Un disco omeopatico questo atteso da vent’anni dall’ex leader dei Genesis (l’ultimo di inediti è Up e risale nientemeno che al 2002, mentre le ultime uscite sono state l’lp di cover Scratch My Back e una riedizione orchestrale di vecchi lavori, New Blood) visto che ha deciso di renderlo disponibile canzone dopo canzone in un arco di tempo che è andato dal 6 gennaio al 27 novembre di quest’anno, per poi pubblicarlo finalmente su disco. Dodici canzoni in due versioni: una luminosa e l’altra dark.

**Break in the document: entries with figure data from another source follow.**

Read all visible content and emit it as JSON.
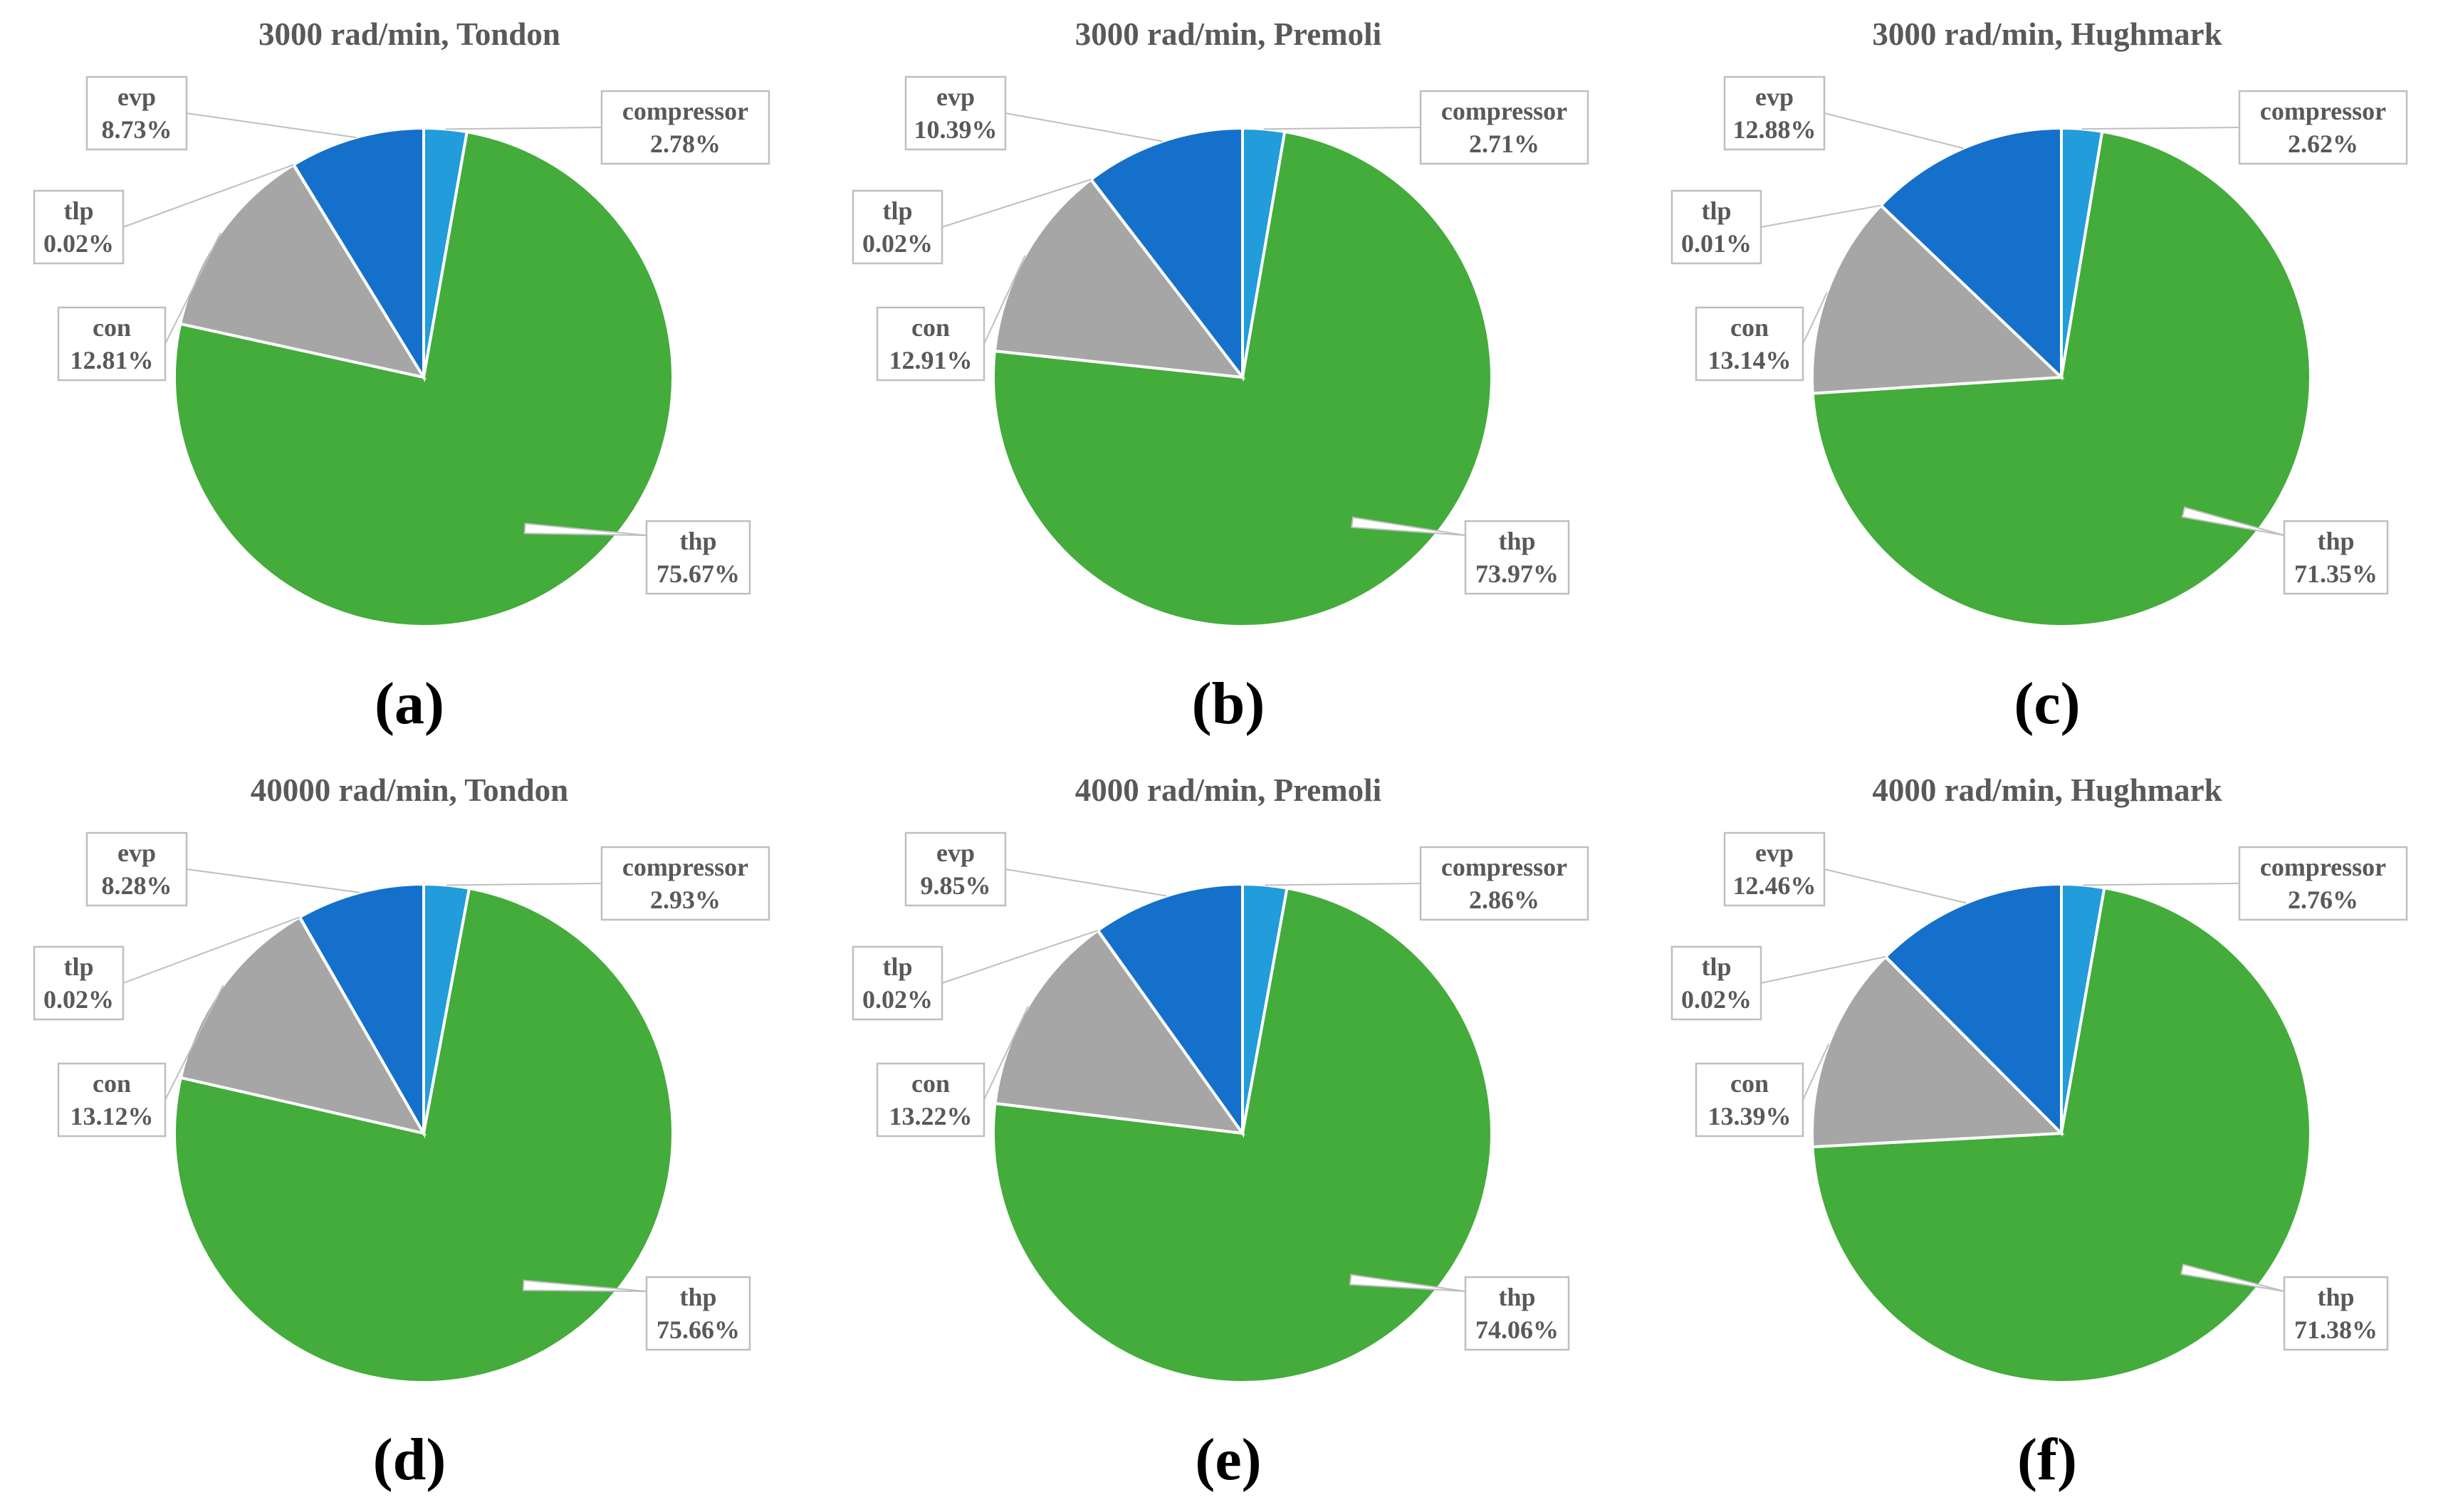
{
  "figure": {
    "colors": {
      "compressor": "#229CDA",
      "thp": "#43AC3B",
      "con": "#A6A6A6",
      "tlp": "#A6A6A6",
      "evp": "#1470CA"
    }
  },
  "chart_data": [
    {
      "type": "pie",
      "panel": "a",
      "title": "3000 rad/min, Tondon",
      "caption": "(a)",
      "slices": [
        {
          "name": "compressor",
          "value": 2.78,
          "label": "2.78%"
        },
        {
          "name": "thp",
          "value": 75.67,
          "label": "75.67%"
        },
        {
          "name": "con",
          "value": 12.81,
          "label": "12.81%"
        },
        {
          "name": "tlp",
          "value": 0.02,
          "label": "0.02%"
        },
        {
          "name": "evp",
          "value": 8.73,
          "label": "8.73%"
        }
      ]
    },
    {
      "type": "pie",
      "panel": "b",
      "title": "3000 rad/min, Premoli",
      "caption": "(b)",
      "slices": [
        {
          "name": "compressor",
          "value": 2.71,
          "label": "2.71%"
        },
        {
          "name": "thp",
          "value": 73.97,
          "label": "73.97%"
        },
        {
          "name": "con",
          "value": 12.91,
          "label": "12.91%"
        },
        {
          "name": "tlp",
          "value": 0.02,
          "label": "0.02%"
        },
        {
          "name": "evp",
          "value": 10.39,
          "label": "10.39%"
        }
      ]
    },
    {
      "type": "pie",
      "panel": "c",
      "title": "3000 rad/min, Hughmark",
      "caption": "(c)",
      "slices": [
        {
          "name": "compressor",
          "value": 2.62,
          "label": "2.62%"
        },
        {
          "name": "thp",
          "value": 71.35,
          "label": "71.35%"
        },
        {
          "name": "con",
          "value": 13.14,
          "label": "13.14%"
        },
        {
          "name": "tlp",
          "value": 0.01,
          "label": "0.01%"
        },
        {
          "name": "evp",
          "value": 12.88,
          "label": "12.88%"
        }
      ]
    },
    {
      "type": "pie",
      "panel": "d",
      "title": "40000 rad/min, Tondon",
      "caption": "(d)",
      "slices": [
        {
          "name": "compressor",
          "value": 2.93,
          "label": "2.93%"
        },
        {
          "name": "thp",
          "value": 75.66,
          "label": "75.66%"
        },
        {
          "name": "con",
          "value": 13.12,
          "label": "13.12%"
        },
        {
          "name": "tlp",
          "value": 0.02,
          "label": "0.02%"
        },
        {
          "name": "evp",
          "value": 8.28,
          "label": "8.28%"
        }
      ]
    },
    {
      "type": "pie",
      "panel": "e",
      "title": "4000 rad/min, Premoli",
      "caption": "(e)",
      "slices": [
        {
          "name": "compressor",
          "value": 2.86,
          "label": "2.86%"
        },
        {
          "name": "thp",
          "value": 74.06,
          "label": "74.06%"
        },
        {
          "name": "con",
          "value": 13.22,
          "label": "13.22%"
        },
        {
          "name": "tlp",
          "value": 0.02,
          "label": "0.02%"
        },
        {
          "name": "evp",
          "value": 9.85,
          "label": "9.85%"
        }
      ]
    },
    {
      "type": "pie",
      "panel": "f",
      "title": "4000 rad/min, Hughmark",
      "caption": "(f)",
      "slices": [
        {
          "name": "compressor",
          "value": 2.76,
          "label": "2.76%"
        },
        {
          "name": "thp",
          "value": 71.38,
          "label": "71.38%"
        },
        {
          "name": "con",
          "value": 13.39,
          "label": "13.39%"
        },
        {
          "name": "tlp",
          "value": 0.02,
          "label": "0.02%"
        },
        {
          "name": "evp",
          "value": 12.46,
          "label": "12.46%"
        }
      ]
    }
  ]
}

D’altronde, uno come Gabriel, al passo con la tecnologia da sempre, sa bene come l’album (tanto meno il concept) al tempo del consumo usa e getta della musica, non abbia più nessun senso. E il risultato è rassicurante e avvolgente: la voce del 73enne Gabriel è prodigiosa, come se il tempo si fosse fermato negli anni Novanta, periodo in cui in effetti sono nate la prime canzoni di questo disco. Non a caso la band conta i suoi fidati collaboratori di sempre: Tony Levin al basso, Manu Katché, alla batteria e David Rhodes alla chitarra, oltre al funambolico Brian Eno ai sintetizzatori e alla produzione dell’album.
Un doppio disco che non si allontana dalle note produzioni di Gabriel ma che suona magnificamente maturo e rischia di insegnarci qualcosa che in tanti hanno dimenticato, perché è una riflessione pacata e illuminata sul nostro tempo, e, nel brano di chiusura “Live and let live” (“Vivi e lascia vivere”, ispirato alle guerre di oggi, dal Medio Oriente all’Ucraina) afferma la necessità e il sacrosanto valore del perdono.